Latest metal theft a sign of the times in Elgin
By Janelle Walker For The Courier-News February 22, 2012 3:02PM
The sign for the Illinois Watch Case Co./Simpson Electric site is missing. | submitted
Updated: March 24, 2012 9:03AM
ELGIN — A historical marker, identifying the site of the famous Illinois Watch Case Co./Simpson Electric building that was torn down last year, has gone missing.
Whoever pulled the sign from the site — likely believing the cast-aluminum sign was made of more-valuable bronze or copper — was probably disappointed if trying to sell it as scrap metal.
While replacing the sign will cost an estimated $2,000 for the city of Elgin and its insurers, the salvage value of the sign is likely only about $20, officials said.
Bill Briska, chairman of the Elgin Heritage Commission that worked on getting the sign erected in 2007, said this week that he noticed two weeks ago that the sign was gone from 853 Dundee Ave.

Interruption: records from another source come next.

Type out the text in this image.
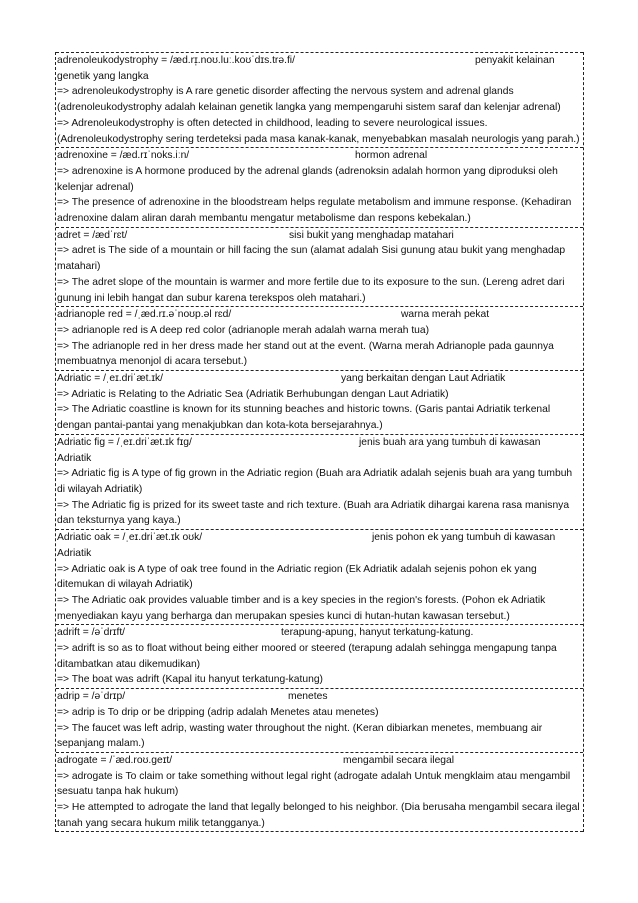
adrenoleukodystrophy = /æd.rɪ̩.noʊ.luː.koʊˈdɪs.trə.fi/	penyakit kelainan
genetik yang langka
=> adrenoleukodystrophy is A rare genetic disorder affecting the nervous system and adrenal glands (adrenoleukodystrophy adalah kelainan genetik langka yang mempengaruhi sistem saraf dan kelenjar adrenal)
=> Adrenoleukodystrophy is often detected in childhood, leading to severe neurological issues. (Adrenoleukodystrophy sering terdeteksi pada masa kanak-kanak, menyebabkan masalah neurologis yang parah.)
adrenoxine = /æd.rɪˈnoks.iːn/	hormon adrenal
=> adrenoxine is A hormone produced by the adrenal glands (adrenoksin adalah hormon yang diproduksi oleh kelenjar adrenal)
=> The presence of adrenoxine in the bloodstream helps regulate metabolism and immune response. (Kehadiran adrenoxine dalam aliran darah membantu mengatur metabolisme dan respons kebekalan.)
adret = /ædˈrɛt/	sisi bukit yang menghadap matahari
=> adret is The side of a mountain or hill facing the sun (alamat adalah Sisi gunung atau bukit yang menghadap matahari)
=> The adret slope of the mountain is warmer and more fertile due to its exposure to the sun. (Lereng adret dari gunung ini lebih hangat dan subur karena terekspos oleh matahari.)
adrianople red = /ˌæd.rɪ.əˈnoʊp.əl rɛd/	warna merah pekat
=> adrianople red is A deep red color (adrianople merah adalah warna merah tua)
=> The adrianople red in her dress made her stand out at the event. (Warna merah Adrianople pada gaunnya membuatnya menonjol di acara tersebut.)
Adriatic = /ˌeɪ.driˈæt.ɪk/	yang berkaitan dengan Laut Adriatik
=> Adriatic is Relating to the Adriatic Sea (Adriatik Berhubungan dengan Laut Adriatik)
=> The Adriatic coastline is known for its stunning beaches and historic towns. (Garis pantai Adriatik terkenal dengan pantai-pantai yang menakjubkan dan kota-kota bersejarahnya.)
Adriatic fig = /ˌeɪ.driˈæt.ɪk fɪɡ/	jenis buah ara yang tumbuh di kawasan
Adriatik
=> Adriatic fig is A type of fig grown in the Adriatic region (Buah ara Adriatik adalah sejenis buah ara yang tumbuh di wilayah Adriatik)
=> The Adriatic fig is prized for its sweet taste and rich texture. (Buah ara Adriatik dihargai karena rasa manisnya dan teksturnya yang kaya.)
Adriatic oak = /ˌeɪ.driˈæt.ɪk oʊk/	jenis pohon ek yang tumbuh di kawasan
Adriatik
=> Adriatic oak is A type of oak tree found in the Adriatic region (Ek Adriatik adalah sejenis pohon ek yang ditemukan di wilayah Adriatik)
=> The Adriatic oak provides valuable timber and is a key species in the region's forests. (Pohon ek Adriatik menyediakan kayu yang berharga dan merupakan spesies kunci di hutan-hutan kawasan tersebut.)
adrift = /əˈdrɪft/	terapung-apung, hanyut terkatung-katung.
=> adrift is so as to float without being either moored or steered (terapung adalah sehingga mengapung tanpa ditambatkan atau dikemudikan)
=> The boat was adrift (Kapal itu hanyut terkatung-katung)
adrip = /əˈdrɪp/	menetes
=> adrip is To drip or be dripping (adrip adalah Menetes atau menetes)
=> The faucet was left adrip, wasting water throughout the night. (Keran dibiarkan menetes, membuang air sepanjang malam.)
adrogate = /ˈæd.roʊ.ɡeɪt/	mengambil secara ilegal
=> adrogate is To claim or take something without legal right (adrogate adalah Untuk mengklaim atau mengambil sesuatu tanpa hak hukum)
=> He attempted to adrogate the land that legally belonged to his neighbor. (Dia berusaha mengambil secara ilegal tanah yang secara hukum milik tetangganya.)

“We drove around, looked in the immediate area for it,” Briska said. “At that time, there was a very clear set of tire marks up on the parkway — a very clear set of tracks.”
Briska called Elizabeth Marston, director of the Elgin Area Historical Society, to see if she knew what had happened to the sign — for example, if it had been taken down as part of the building’s demolition last year.
The Simpson Electric/Watch Case Factory sat for 121 years on the block between Dundee Avenue, Slade Avenue, Liberty Street and Chester Avenue. For many of those years, it was the Watch City’s second-biggest employer, outdone only by the Elgin National Watch Co.
Then Briska called planner Sarosh Saher at city hall to see if a public works crew had picked up the sign for some reason. It was a “no” there too, he said.
Police then began investigating the disappearance, said Lt. Glenn Theriault.
“Nobody has seen it for awhile, but they are not sure when it was stolen,” Theriault said.
City workers said the sign clearly had been removed from its post, which is still there. “In this era of cashing in on metal, it was (probably) cashed in for scrap metal somewhere,” Theriault said.
Police checked with every scrap-metal recycler in Elgin and the immediate area, but none reported accepting the 25-pound sign, he said.
“I would like to have a one-on-one conversation with the person that lifted it and what they had in mind,” Briska said.
While the Elgin Heritage Commission worked with the Illinois State Historical Society to get the sign approved and cast, having it done was the idea of longtime Elgin resident and Watch Case employee Arthur Richoz. He died in May 2008 at age 85, just a year after the sign was erected.
Elgin officials already have spoken with the state historical society and the city’s insurer about having the sign replaced, Saher said.
If the sign shows up in good condition before a new one is cast, it could be remounted on its pole, Saher said.
The missing sign reads:
“For more than 70 years, this site was occupied by the Illinois Watch Case Company. The firm was a leader in the domestic watch industry and by the 1920s had produced more than 30 million watch cases.
“A subsidiary produced jewelry goods, lockets, cigarette lighters and the famed ‘Elgin American’ ladies compacts. During World War II, the company won an Army-Navy Excellence Award for its production of mortar shells and war-related materials.
“Foreign competition and a changing market eventually led to an end of production in the early 1960s.”